In both cases, the books are really mostly about Frank. But they are about how Frank learns from his parents. Clearly Frank loves his parents. And just as clearly, Frank wants to disassociate himself from parts of his parent’s legacy.
Frank converted to Orthodoxy in the 1990s, making a clean break from the work in the Evangelical world that made his parents so well known. And Frank was a big part of making that fame. He produced a series of documentaries featuring Francis Schaeffer and helped to politicize the Evangelical community around abortion. He was a writer and an agent for his parents, and many other influential Christian writers. And he helped start a number of Christian organizations like the Rutherford Institute.
This book spends a lot of time talking about three areas around Evangelical’s relationship to women, abortion, gender roles and the bible. I think this is a useful book to read, especially if you have grown up in the Evangelical world. Because Frank Schaeffer is trying to expose some of the problems that Evangelicals have. But many of that intended audience will be turned off by the first portion of the book here he rejects most traditional biblical interpretation methods.
Frank spends a lot of time talking about ‘the God of the Old Testament’. And the way that he talks about it, many Evangelicals will assume he has rejected Christianity. It is clear to me from the rest of the book that he has not rejected Christianity. But he has made some decisions that lower the strength of the Bible, and change the perspective of God and culture in ways that will make many Evangelicals very uncomfortable.
Schaeffer is for gay marriage, against abortion, but also against making abortion illegal. He is for monogamy in marriage, but is not sure pre-marital sex is all bad. He is uncomfortable with most forms of overt evangelism, but also holds to the power of Christ to transform people’s lives.
All in all, Frank Schaeffer will confuse most readers about what he really believes. And I, for one, am glad that he is raising the questions even if I am not comfortable with all of the answers.

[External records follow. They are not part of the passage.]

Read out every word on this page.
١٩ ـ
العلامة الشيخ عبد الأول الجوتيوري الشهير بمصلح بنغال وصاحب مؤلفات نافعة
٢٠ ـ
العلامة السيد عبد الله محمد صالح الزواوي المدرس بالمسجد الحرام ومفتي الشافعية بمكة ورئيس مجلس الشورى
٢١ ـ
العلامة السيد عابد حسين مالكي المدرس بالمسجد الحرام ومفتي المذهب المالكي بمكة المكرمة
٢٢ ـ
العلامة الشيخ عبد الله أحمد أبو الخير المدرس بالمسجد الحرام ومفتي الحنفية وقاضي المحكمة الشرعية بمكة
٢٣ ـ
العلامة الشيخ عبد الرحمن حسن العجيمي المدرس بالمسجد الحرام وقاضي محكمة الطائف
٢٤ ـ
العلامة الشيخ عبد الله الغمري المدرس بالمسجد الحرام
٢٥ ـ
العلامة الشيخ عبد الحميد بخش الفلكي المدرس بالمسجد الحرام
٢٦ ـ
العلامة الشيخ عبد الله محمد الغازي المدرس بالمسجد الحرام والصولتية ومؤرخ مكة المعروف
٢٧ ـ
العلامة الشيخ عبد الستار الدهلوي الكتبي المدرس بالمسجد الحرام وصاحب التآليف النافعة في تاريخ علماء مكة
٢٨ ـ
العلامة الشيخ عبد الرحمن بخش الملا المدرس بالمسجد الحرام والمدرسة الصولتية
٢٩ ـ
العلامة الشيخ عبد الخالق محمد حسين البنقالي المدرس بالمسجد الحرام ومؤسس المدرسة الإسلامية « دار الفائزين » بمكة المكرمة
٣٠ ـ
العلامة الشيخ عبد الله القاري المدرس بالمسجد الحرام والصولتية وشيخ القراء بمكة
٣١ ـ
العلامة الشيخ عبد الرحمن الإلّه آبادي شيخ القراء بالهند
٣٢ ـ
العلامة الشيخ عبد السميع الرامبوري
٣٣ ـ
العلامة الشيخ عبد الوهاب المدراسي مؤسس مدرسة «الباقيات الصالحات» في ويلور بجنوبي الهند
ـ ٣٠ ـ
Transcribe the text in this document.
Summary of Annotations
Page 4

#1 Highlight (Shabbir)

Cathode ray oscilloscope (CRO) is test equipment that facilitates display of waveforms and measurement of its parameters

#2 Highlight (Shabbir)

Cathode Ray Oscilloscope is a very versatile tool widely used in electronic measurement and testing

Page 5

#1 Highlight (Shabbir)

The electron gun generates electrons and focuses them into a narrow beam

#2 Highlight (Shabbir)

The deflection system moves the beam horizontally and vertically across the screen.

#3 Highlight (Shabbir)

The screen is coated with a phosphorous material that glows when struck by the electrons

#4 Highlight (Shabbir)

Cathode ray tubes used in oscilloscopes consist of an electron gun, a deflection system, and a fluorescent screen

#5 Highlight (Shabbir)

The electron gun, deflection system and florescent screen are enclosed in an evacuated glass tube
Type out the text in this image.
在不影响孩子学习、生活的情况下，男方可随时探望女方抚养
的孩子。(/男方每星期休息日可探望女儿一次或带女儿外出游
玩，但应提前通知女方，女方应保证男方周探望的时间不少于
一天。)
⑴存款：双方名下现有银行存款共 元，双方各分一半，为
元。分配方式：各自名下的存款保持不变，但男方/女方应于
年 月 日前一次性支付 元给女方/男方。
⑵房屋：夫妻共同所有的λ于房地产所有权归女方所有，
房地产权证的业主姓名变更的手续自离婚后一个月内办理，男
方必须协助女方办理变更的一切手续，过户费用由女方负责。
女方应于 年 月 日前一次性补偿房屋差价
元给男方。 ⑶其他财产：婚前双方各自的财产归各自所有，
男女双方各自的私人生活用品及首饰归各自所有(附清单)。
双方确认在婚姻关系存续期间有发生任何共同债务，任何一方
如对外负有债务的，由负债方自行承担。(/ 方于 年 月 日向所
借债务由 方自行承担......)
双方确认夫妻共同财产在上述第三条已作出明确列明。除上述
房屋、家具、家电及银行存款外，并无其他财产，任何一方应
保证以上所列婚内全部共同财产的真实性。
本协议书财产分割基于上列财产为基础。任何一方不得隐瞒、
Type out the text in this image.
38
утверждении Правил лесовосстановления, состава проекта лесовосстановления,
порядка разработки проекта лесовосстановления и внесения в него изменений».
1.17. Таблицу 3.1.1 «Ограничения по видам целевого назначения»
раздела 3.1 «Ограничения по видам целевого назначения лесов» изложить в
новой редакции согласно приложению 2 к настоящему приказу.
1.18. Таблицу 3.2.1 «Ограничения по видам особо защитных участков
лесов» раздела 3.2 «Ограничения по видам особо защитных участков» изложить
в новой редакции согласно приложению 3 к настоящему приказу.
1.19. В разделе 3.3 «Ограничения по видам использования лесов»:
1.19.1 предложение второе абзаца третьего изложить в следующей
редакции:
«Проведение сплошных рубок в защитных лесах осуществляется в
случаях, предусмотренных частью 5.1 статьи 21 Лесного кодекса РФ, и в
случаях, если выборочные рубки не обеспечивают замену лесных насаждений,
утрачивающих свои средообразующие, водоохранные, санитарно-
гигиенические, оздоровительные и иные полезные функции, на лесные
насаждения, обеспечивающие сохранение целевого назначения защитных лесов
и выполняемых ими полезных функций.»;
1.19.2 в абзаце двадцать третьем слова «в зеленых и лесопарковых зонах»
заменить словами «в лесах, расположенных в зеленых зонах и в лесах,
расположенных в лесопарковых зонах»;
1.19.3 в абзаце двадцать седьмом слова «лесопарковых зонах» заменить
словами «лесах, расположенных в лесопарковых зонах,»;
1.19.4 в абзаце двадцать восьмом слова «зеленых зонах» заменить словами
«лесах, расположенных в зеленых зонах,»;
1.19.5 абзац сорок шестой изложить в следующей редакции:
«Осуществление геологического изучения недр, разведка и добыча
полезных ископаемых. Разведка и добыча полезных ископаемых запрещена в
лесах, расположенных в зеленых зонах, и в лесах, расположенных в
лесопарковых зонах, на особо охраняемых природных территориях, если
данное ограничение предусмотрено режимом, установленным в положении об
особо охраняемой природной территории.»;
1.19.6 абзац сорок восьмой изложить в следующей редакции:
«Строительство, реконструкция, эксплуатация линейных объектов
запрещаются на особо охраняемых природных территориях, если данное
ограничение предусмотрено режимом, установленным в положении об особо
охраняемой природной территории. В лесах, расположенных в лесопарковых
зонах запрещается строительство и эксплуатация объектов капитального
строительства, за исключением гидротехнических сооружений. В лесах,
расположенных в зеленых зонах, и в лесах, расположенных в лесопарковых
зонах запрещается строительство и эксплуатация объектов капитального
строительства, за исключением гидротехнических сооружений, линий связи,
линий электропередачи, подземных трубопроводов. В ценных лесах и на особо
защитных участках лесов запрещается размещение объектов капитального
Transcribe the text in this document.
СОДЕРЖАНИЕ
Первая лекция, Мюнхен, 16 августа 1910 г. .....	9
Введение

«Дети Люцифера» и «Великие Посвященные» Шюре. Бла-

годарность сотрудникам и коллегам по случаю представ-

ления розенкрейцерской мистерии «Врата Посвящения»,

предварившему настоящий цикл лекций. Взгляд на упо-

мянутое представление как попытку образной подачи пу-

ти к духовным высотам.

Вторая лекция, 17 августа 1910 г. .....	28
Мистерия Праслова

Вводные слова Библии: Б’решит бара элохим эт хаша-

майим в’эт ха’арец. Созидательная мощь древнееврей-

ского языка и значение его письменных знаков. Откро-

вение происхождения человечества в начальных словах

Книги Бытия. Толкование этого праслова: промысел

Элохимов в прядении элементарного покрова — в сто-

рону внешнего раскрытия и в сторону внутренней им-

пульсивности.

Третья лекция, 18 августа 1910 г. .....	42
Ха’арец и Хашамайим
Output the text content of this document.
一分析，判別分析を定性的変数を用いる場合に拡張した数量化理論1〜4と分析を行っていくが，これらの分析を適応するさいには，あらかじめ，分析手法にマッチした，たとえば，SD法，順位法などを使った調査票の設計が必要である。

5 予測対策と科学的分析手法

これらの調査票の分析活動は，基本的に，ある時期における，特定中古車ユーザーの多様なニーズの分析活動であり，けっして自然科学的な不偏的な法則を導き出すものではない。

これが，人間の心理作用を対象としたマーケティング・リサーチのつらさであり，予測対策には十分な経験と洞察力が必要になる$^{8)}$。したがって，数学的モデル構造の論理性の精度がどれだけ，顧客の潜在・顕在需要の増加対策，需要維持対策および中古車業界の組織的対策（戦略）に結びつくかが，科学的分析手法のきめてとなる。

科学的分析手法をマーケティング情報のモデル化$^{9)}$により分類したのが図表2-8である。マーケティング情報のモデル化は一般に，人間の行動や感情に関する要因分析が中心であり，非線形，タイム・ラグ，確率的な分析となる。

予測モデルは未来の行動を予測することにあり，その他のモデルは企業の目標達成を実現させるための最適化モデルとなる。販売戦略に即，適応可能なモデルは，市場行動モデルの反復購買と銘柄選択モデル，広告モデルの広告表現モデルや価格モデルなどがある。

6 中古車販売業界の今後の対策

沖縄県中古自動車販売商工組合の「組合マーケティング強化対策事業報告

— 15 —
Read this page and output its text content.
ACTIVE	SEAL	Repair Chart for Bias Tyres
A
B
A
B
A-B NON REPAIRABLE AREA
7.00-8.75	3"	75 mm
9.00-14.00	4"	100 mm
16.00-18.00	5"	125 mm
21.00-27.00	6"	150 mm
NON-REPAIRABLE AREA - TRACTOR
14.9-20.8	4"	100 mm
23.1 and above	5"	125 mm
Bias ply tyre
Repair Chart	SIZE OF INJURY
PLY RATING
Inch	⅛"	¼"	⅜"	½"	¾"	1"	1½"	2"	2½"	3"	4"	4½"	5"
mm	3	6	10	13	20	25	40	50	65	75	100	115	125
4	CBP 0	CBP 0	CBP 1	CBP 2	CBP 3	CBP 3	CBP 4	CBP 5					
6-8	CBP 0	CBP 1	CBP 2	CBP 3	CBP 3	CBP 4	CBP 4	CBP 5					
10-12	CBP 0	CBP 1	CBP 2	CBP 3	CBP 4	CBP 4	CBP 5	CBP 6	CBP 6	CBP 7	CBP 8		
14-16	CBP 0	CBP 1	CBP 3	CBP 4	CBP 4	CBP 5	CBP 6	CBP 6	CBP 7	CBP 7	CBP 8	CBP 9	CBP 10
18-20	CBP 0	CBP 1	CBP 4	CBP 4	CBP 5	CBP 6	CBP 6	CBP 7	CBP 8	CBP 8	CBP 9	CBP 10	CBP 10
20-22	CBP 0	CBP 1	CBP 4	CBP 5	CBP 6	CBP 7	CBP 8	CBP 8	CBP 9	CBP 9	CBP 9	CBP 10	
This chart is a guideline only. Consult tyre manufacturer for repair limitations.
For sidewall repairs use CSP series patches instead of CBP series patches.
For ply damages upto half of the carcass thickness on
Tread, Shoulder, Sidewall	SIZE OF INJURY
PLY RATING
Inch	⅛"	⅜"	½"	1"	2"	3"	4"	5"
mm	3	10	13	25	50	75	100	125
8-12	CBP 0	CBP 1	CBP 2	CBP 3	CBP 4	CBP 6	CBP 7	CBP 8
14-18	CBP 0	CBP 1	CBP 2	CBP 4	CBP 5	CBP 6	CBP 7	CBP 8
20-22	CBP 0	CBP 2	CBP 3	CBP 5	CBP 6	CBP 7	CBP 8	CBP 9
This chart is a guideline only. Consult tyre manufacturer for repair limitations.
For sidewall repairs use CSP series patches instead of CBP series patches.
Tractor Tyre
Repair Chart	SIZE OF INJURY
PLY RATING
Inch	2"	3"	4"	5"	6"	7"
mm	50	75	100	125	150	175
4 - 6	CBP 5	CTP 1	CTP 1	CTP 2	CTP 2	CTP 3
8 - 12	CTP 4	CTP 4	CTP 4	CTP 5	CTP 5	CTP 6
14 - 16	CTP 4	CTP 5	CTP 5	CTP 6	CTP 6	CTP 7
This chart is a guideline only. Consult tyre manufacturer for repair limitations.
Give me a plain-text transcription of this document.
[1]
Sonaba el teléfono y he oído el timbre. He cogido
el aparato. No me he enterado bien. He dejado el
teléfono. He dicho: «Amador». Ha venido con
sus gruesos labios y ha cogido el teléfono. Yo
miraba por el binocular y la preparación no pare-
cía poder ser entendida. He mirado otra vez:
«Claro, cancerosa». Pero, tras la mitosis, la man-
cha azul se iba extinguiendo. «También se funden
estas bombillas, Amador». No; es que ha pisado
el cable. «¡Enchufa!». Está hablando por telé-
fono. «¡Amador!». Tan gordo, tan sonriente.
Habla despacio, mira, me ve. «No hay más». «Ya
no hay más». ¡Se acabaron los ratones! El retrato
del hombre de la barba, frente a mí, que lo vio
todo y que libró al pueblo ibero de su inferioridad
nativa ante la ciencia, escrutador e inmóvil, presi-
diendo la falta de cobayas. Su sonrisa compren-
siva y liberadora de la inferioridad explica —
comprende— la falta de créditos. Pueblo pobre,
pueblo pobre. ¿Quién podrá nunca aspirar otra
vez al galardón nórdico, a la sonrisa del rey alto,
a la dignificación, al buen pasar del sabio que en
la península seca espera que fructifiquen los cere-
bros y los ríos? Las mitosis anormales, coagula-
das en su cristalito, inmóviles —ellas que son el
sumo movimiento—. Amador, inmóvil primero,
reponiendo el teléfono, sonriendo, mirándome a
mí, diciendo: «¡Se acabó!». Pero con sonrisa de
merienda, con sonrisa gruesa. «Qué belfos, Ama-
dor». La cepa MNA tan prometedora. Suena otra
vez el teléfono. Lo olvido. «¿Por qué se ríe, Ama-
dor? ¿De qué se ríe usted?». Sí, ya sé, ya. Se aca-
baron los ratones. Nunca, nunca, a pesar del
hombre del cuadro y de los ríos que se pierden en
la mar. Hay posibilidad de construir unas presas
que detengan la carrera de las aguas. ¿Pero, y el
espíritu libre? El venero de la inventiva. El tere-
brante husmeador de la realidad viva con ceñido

The parts that I think are most important are the background stories on the Christian Restorationists (people that believe that the US should become a theocracy) and the rise of Quiverfull movement, two movements that Schaeffer both had a hand in. In combination with his discussion of the problems of the Pro-life movement, Schaeffer make a clear call to step back from the power focused political action of the Religious Right. He also raises concerns about the rise of a Religious Left, but these are not nearly as strong. Many of the complaints that I read about this book are because of the strong emphasis on politics. But the story could not be told in the same way without discussing politics.
On there whole, there are several strong themes about leadership that run throughout the book. One, Schaeffer is concerned about hereditary Evangelical Leadership (his own, Franklin Graham, DeMosses, etc.) Two, he is concerned about leadership that is more about power than about ideology (and he suggests that the political action of the Religious Right is doing this right now. Third, he is concerned about the ‘Do as I say, not as I do’ of many Christian leaders. Here he mentioned the complementarian women leaders like Mary Pride or even Edith Schaeffer that preached submission to husbands, homeschooling and being a stay at home wife, but then leading business and ministry empires. Or institutional problems like sex abuse in the Catholic (and Evangelical) church. Or the work of The Fellowship that has both protected evangelical politicians that have been involved in adultery while actively sponsoring anti gay marriage initiatives.
I believe that the underlying theme of power in leadership is one that is not paid enough attention in the Evangelical world. But again, I am not sure that this is a book that will get to those that need to hear the message.
On the whole, Schaeffer is a good writer. I want to read his fiction books. But I am not sure the book will be read by many that are not already leaning to the political or theological left already.